We compiled our own small collection of sacred places from around the world that will probably make you reconsider your next travel destination.
Milan Cathedral in Milan, Italy
It’s the largest Gothic cathedral and the second largest Catholic cathedral in the world. Its roof line dissolves into openwork pinnacles that are punctuated by a grove of spires, topped with statues that overlook the city. This
Gothic marvel took nearly six centuries to complete.
Paro Taktsang Location in Paro Valley, Bhutan
This Buddhist sacred site lies on the edge of a cliff at a height of 10,236 feet. According to local legend, an Indian guru came to the cliff on the back of a tigress. ’Taktsang’ literally means ’tiger’s nest.’
Sheikh Zayed Grand Mosque in Abu Dhabi, UAE
This mosque can easily fit over 40,000 worshipers at the same time. It features 82 domes of Moroccan design and 1,000 columns, all decorated with white marble and other semi-precious stones. The world’s largest hand-knotted carpet covers the floor of the main prayer hall.
Hallgrímskirkja church in Reykjavík, Iceland
This Lutheran church is the largest church in Iceland and the sixth tallest architectural structure in the country. Hallgrímskirkja church is located in the heart of Reykjavík and it can be seen from every part of the city.
The Lotus Temple in New Delhi, India
For Indian people, the lotus represents purity and peace. The Lotus temple in New Delhi is one of the most visited buildings in the world.
Las Lajas Sanctuary in Nariño, Colombia
The neo-Gothic basilica church stands on a 130-feet tall bridge built over the Guaitara river. Two Franciscan religious communities from Colombia and Ecuador carry the pastoral care of the sanctuary, thus symbolizing the peace and unity between the two South American peoples.

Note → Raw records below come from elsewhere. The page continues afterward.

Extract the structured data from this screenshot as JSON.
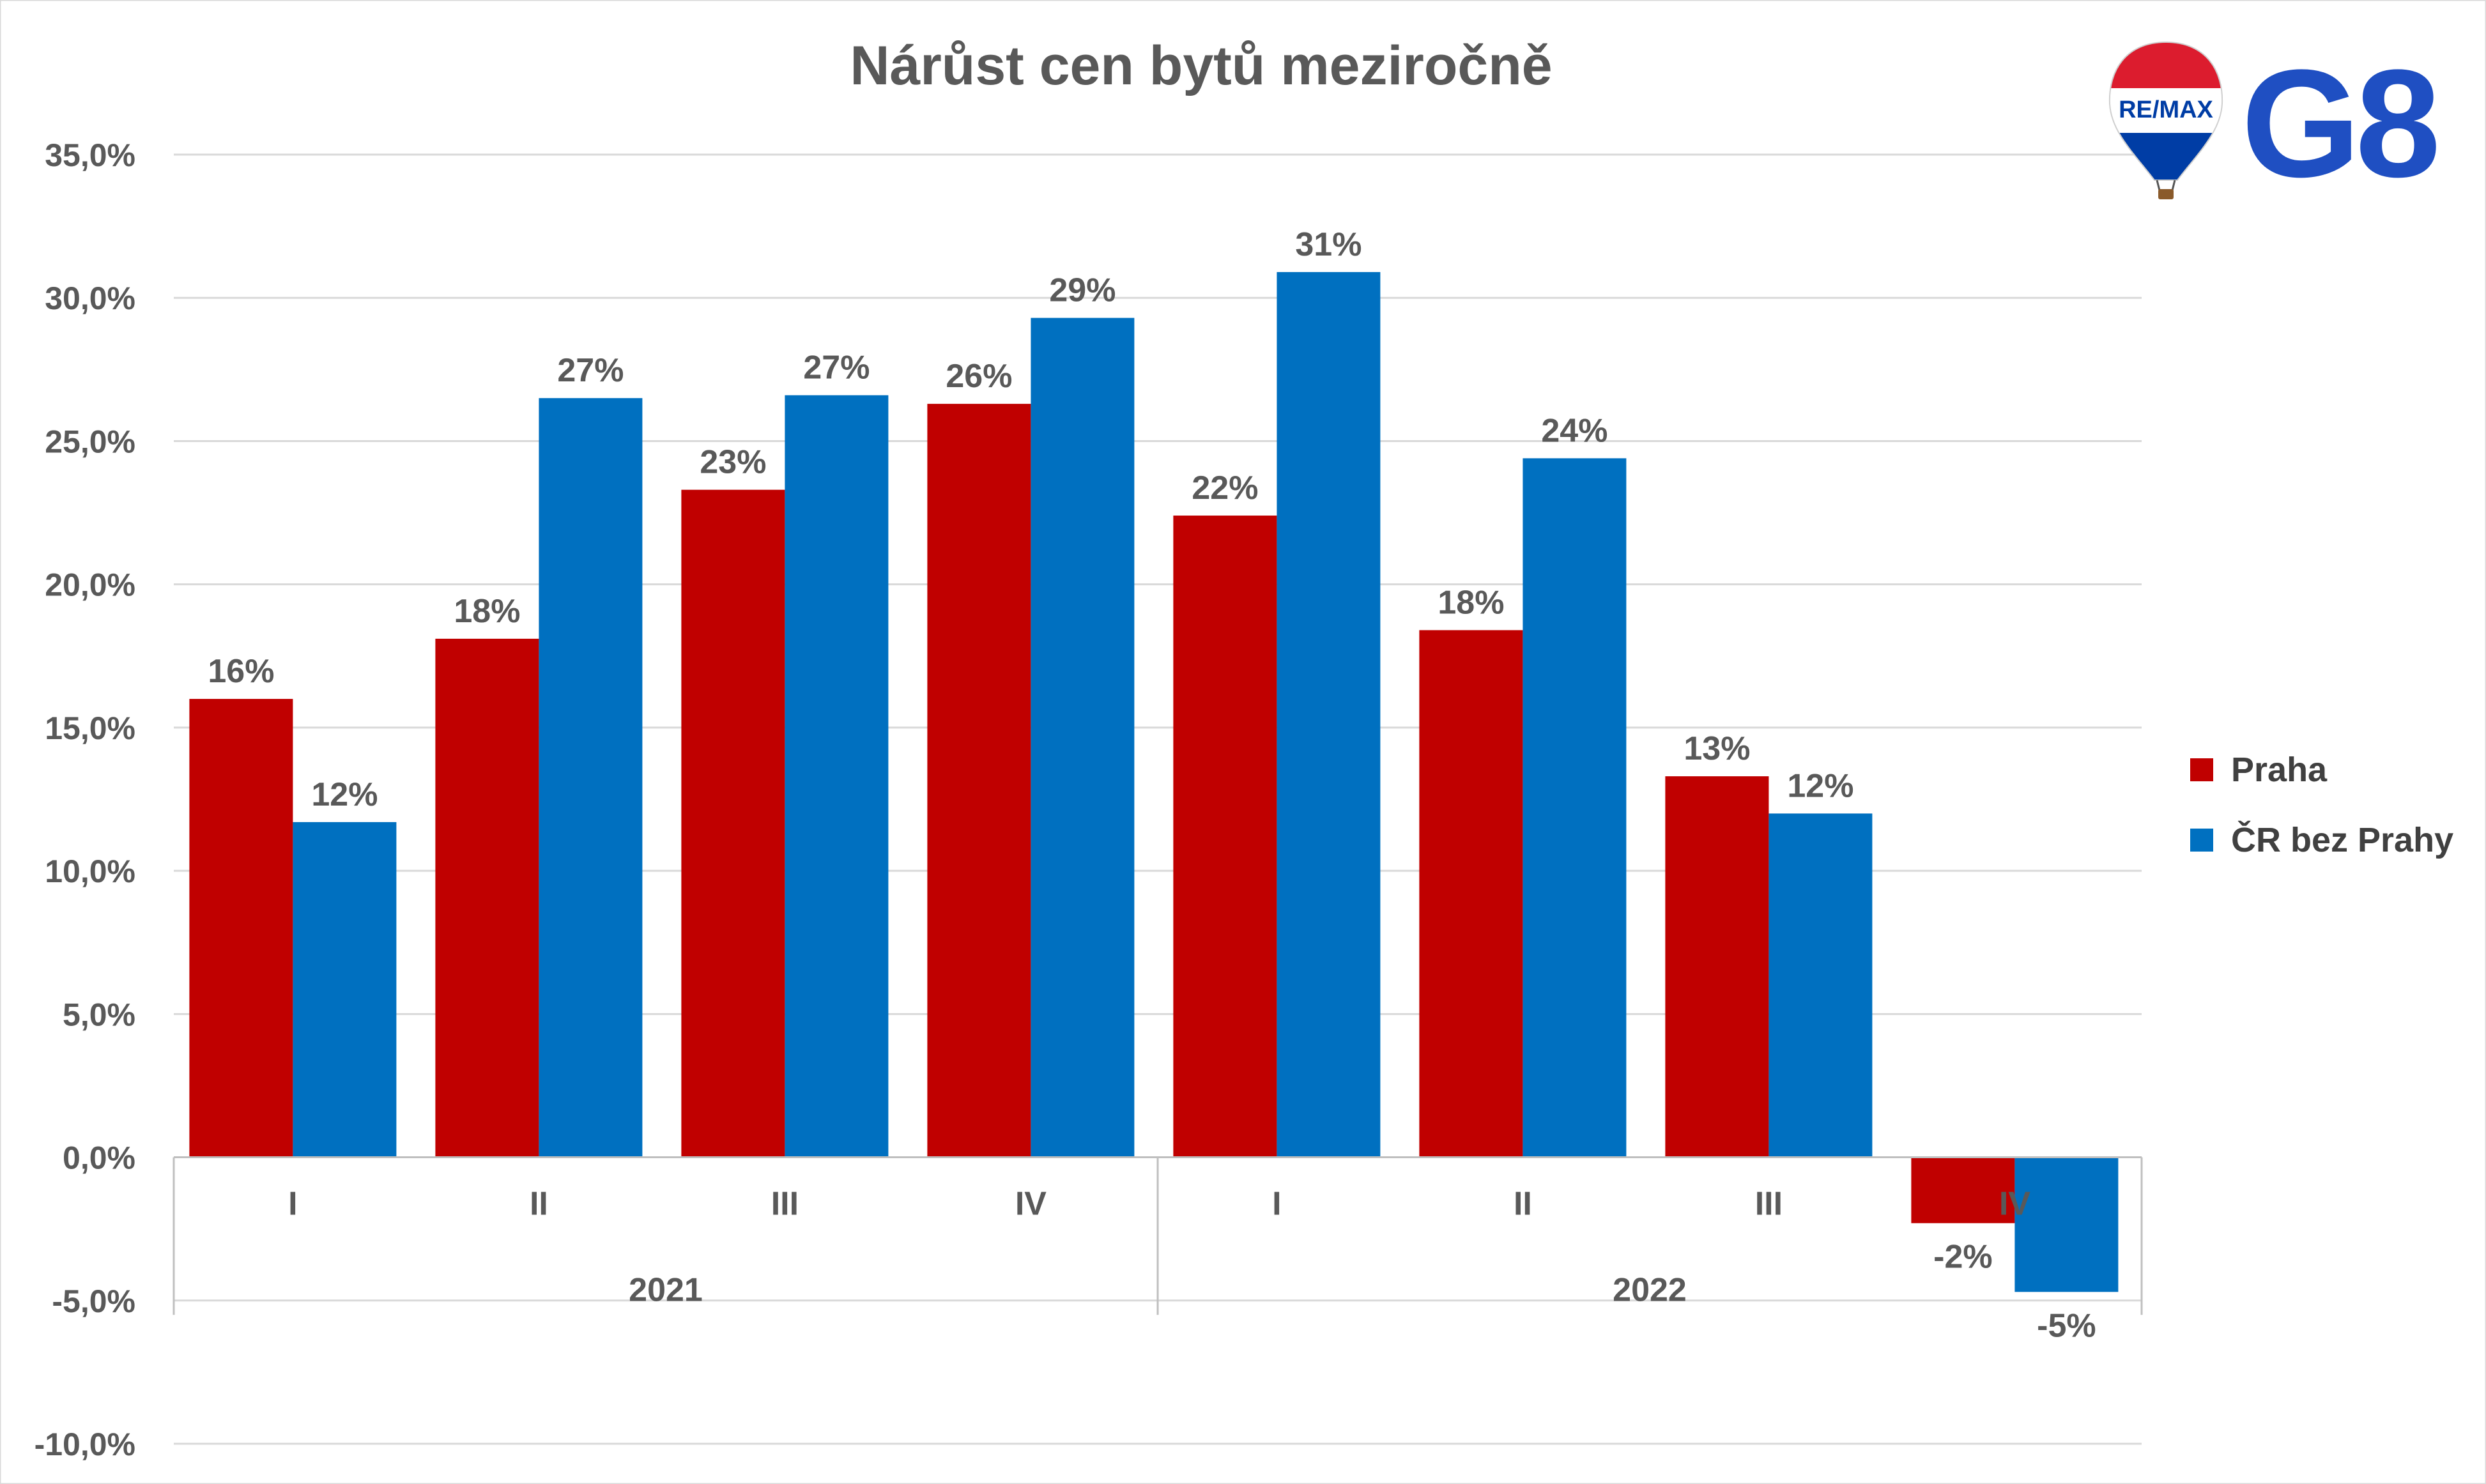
{
  "logo": {
    "balloon_text": "RE/MAX",
    "brand_text": "G8"
  },
  "chart_data": {
    "type": "bar",
    "title": "Nárůst cen bytů meziročně",
    "categories": [
      "I",
      "II",
      "III",
      "IV",
      "I",
      "II",
      "III",
      "IV"
    ],
    "groups": [
      {
        "label": "2021",
        "categories": [
          "I",
          "II",
          "III",
          "IV"
        ]
      },
      {
        "label": "2022",
        "categories": [
          "I",
          "II",
          "III",
          "IV"
        ]
      }
    ],
    "series": [
      {
        "name": "Praha",
        "color": "#C00000",
        "values": [
          16.0,
          18.1,
          23.3,
          26.3,
          22.4,
          18.4,
          13.3,
          -2.3
        ],
        "labels": [
          "16%",
          "18%",
          "23%",
          "26%",
          "22%",
          "18%",
          "13%",
          "-2%"
        ]
      },
      {
        "name": "ČR bez Prahy",
        "color": "#0070C0",
        "values": [
          11.7,
          26.5,
          26.6,
          29.3,
          30.9,
          24.4,
          12.0,
          -4.7
        ],
        "labels": [
          "12%",
          "27%",
          "27%",
          "29%",
          "31%",
          "24%",
          "12%",
          "-5%"
        ]
      }
    ],
    "ylim": [
      -10,
      35
    ],
    "yticks": [
      "-10,0%",
      "-5,0%",
      "0,0%",
      "5,0%",
      "10,0%",
      "15,0%",
      "20,0%",
      "25,0%",
      "30,0%",
      "35,0%"
    ],
    "ytick_values": [
      -10,
      -5,
      0,
      5,
      10,
      15,
      20,
      25,
      30,
      35
    ],
    "grid": true,
    "legend_position": "right"
  }
}
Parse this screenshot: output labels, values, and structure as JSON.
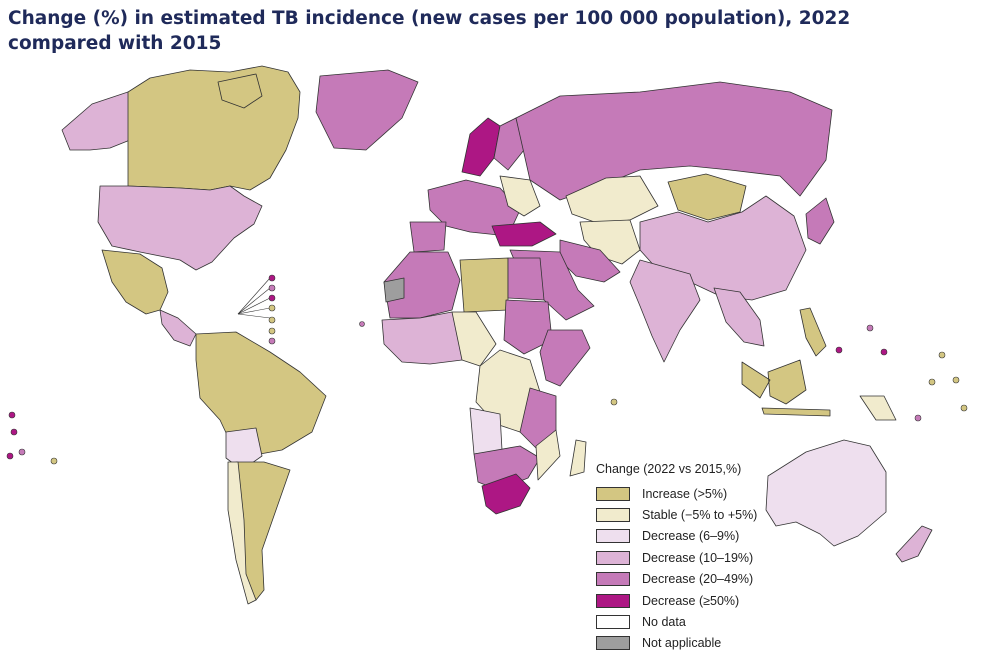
{
  "title": "Change (%) in estimated TB incidence (new cases per 100 000 population), 2022 compared with 2015",
  "colors": {
    "increase": "#d3c682",
    "stable": "#f1ebcd",
    "decrease_6_9": "#eedfee",
    "decrease_10_19": "#ddb3d6",
    "decrease_20_49": "#c57ab8",
    "decrease_50": "#ad1784",
    "no_data": "#ffffff",
    "not_applicable": "#9e9e9e",
    "border": "#333333",
    "title": "#1f2a5a"
  },
  "legend": {
    "title": "Change (2022 vs 2015,%)",
    "items": [
      {
        "label": "Increase (>5%)",
        "color": "#d3c682"
      },
      {
        "label": "Stable (−5% to +5%)",
        "color": "#f1ebcd"
      },
      {
        "label": "Decrease (6–9%)",
        "color": "#eedfee"
      },
      {
        "label": "Decrease (10–19%)",
        "color": "#ddb3d6"
      },
      {
        "label": "Decrease (20–49%)",
        "color": "#c57ab8"
      },
      {
        "label": "Decrease (≥50%)",
        "color": "#ad1784"
      },
      {
        "label": "No data",
        "color": "#ffffff"
      },
      {
        "label": "Not applicable",
        "color": "#9e9e9e"
      }
    ]
  }
}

The Kamppi Chapel in Helsinki, Finland
Also known as the ’Chapel of silence,’ this site is designed to be a calm place where anyone, irrespective of their religious and political views, can have a moment of silence. They don’t hold any regular church services in here, so one can just escape the busiest area of the city and enjoy a peaceful moment in the eco-friendly environment.
Angkor Wat in Siem Reap Province, Cambodia
Angkor Wat literally means ’city of temples.’ It really is the whole city — this temple complex is the largest religious monument in the world, with the site measuring 1,626,000 square meters. It was constructed as a Hindu temple for the Khmer Empire and gradually transformed into a Buddhist temple.
The Pilgrimage Church of the Assumption of Mary on Bled Island, Slovenia
This church is located on the only island in Slovenia. To get inside, you need to rent a boat and climb 99 stone stairs.
The United States Air Force Academy Cadet Chapel in Colorado, USA
This unique chapel is considered to be a classic example of modernist architecture. The chapel was designed to house several religious groups and denominations, so Protestant, Catholic, Jewish, Buddhist, and Islamic services can be held simultaneously here. Each chapel has its own entrance.
Paoay Church in Ilocos Norte, Philippines
This church is a great example of the Spanish colonial earthquake baroque architecture preserved in the Philippines.
The Metropolitan Cathedral of Saint Patrick in Melbourne, Australia
St Patrick’s Cathedral is the tallest and the largest church building in Australia.